The good part of the speech is that he called for a few things the liberals have always blocked. He promised to veto any bills that contain earmarks: “Both parties in Congress should know this: If a bill comes to my desk with earmarks inside, I will veto it.”

The President does not have to worry because the House is already fully committed to not passing any bill with an earmark. I am glad the President made this promise, but that certainly was not his policy in the 111th Congress. In 2009, he was vigorously defending earmarks.

Other good points were promises regarding medical malpractice reform, eliminating the 1099 rules in ObamaCare, encouraging the private sector to develop nuclear power, and tax simplification for both businesses and individuals. You asked for it Mr. President, and you will get it from the House of Representatives.

Republicans will need your help in the Senate, and you will have to tell the Majority Leader to allow these issues to come to a vote. There will be no RINO problem on any of these issues. Republicans are united, but they need a minimum of three Democratic votes for Senate passage. The other problem is that these are only vague promises. Medical malpractice reform is an example. This is what the AP analysis says:

Obama has expressed openness before to this prominent Republican proposal, but it has not come to much. It was one of several GOP ideas that were dropped or diminished in the health care law after Obama endorsed them in a televised bipartisan meeting at the height of the debate.
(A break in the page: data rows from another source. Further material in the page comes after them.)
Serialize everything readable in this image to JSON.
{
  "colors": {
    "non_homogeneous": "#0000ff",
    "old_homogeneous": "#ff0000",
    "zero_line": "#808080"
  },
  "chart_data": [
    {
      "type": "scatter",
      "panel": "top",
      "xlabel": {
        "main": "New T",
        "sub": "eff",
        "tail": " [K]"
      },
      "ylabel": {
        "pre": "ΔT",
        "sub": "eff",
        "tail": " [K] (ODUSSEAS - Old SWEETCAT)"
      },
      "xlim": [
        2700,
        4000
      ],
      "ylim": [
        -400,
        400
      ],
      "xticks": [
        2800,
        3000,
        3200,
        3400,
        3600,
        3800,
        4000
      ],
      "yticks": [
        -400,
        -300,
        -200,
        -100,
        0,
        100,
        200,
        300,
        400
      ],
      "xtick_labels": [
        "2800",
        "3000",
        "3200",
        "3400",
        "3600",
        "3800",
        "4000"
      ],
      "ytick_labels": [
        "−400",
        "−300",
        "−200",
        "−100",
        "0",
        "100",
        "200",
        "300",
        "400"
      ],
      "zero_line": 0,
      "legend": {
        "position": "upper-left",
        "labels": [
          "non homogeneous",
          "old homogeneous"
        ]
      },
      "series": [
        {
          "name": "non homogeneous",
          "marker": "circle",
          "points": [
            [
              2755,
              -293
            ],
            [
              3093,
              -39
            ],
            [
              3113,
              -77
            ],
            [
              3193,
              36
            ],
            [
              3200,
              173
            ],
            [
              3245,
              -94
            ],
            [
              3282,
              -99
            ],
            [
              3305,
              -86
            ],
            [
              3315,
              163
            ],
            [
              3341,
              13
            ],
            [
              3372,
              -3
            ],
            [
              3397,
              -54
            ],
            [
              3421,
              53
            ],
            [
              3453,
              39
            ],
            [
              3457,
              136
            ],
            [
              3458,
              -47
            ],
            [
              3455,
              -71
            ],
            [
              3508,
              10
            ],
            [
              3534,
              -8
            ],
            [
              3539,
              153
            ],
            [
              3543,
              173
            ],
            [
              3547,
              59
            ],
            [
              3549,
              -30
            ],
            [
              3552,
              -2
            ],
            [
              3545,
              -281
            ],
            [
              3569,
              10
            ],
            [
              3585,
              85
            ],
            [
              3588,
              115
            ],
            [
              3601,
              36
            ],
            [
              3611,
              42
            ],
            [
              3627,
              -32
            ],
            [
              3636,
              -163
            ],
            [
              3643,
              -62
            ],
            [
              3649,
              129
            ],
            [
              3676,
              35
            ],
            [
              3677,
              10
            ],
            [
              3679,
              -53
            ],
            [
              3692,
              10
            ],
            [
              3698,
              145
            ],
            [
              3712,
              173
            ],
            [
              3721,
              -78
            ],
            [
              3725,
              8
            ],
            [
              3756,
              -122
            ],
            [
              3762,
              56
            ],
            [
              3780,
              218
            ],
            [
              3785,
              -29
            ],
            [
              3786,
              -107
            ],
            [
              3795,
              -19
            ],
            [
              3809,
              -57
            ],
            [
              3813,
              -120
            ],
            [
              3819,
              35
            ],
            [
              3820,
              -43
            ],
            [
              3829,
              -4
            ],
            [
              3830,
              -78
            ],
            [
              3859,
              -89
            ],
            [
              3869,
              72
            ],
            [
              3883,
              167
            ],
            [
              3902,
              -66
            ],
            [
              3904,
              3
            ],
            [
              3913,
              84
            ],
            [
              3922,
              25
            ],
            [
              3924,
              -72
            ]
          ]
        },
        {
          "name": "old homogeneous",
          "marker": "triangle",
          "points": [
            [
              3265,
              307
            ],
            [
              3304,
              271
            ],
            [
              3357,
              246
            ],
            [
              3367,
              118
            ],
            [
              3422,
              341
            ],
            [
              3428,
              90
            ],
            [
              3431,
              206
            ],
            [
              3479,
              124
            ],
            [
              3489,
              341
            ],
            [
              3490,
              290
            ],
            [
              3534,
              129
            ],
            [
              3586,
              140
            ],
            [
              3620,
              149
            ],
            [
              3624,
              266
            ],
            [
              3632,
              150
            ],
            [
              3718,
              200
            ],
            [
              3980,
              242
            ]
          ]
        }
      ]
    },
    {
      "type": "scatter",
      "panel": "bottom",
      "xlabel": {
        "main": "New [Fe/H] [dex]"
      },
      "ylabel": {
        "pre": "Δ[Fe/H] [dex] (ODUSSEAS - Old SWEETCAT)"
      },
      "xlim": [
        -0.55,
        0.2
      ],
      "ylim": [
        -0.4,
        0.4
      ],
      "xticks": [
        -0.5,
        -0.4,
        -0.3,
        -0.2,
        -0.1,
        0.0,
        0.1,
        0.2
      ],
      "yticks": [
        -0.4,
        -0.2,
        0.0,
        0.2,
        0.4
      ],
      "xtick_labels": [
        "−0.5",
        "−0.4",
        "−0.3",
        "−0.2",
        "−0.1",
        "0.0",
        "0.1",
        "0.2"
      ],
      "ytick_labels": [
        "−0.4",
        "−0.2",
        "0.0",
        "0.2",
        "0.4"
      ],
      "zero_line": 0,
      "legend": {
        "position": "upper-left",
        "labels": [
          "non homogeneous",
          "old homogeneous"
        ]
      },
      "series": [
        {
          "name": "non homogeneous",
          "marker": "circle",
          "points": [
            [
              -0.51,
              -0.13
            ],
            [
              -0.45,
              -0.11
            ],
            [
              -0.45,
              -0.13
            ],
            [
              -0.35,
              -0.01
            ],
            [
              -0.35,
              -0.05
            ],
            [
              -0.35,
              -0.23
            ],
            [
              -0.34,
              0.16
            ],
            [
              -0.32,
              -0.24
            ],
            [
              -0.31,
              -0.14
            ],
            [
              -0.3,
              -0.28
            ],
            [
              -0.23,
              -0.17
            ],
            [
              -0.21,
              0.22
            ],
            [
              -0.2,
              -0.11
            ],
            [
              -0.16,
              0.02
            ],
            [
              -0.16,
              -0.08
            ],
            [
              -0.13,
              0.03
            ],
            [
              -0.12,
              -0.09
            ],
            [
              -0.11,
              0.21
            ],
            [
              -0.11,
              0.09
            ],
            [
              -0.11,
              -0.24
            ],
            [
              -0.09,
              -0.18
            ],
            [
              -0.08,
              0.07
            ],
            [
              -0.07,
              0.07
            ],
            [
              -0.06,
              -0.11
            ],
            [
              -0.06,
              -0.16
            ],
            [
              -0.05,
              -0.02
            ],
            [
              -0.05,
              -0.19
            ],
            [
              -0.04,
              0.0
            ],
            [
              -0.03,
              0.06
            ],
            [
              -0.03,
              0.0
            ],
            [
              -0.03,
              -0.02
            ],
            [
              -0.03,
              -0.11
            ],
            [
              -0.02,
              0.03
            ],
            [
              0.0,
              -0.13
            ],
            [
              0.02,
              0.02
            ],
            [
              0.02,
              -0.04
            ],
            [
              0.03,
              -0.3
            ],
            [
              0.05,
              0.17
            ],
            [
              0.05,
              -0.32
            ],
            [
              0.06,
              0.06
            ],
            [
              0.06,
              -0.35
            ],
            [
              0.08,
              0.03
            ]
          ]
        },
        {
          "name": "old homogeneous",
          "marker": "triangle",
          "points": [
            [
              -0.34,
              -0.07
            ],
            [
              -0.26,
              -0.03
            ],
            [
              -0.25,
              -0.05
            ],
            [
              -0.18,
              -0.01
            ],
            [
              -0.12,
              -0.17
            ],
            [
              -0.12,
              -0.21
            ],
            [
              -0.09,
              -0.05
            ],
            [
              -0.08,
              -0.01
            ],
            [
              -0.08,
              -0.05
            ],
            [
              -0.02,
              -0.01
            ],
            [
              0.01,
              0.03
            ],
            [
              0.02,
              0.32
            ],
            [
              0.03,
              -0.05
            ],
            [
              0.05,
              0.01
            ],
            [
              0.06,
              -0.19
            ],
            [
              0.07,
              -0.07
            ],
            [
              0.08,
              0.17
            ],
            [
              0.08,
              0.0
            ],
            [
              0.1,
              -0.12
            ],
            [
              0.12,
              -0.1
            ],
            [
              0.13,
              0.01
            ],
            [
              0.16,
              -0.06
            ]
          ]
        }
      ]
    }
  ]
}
Republicans want federal action to limit jury awards in medical malpractice cases; what Obama appears to be offering, by supporting state efforts, falls short of that. The president has said he agrees that fear of being sued leads to unnecessary tests and procedures that drive up health care costs. So far the administration has only wanted to study the issue.

Trial lawyers, major political donors to Democratic candidates, are strongly opposed to caps on jury awards. But the administration has been reluctant to support other approaches, such as the creation of specialized courts where expert judges, not juries, would decide malpractice cases.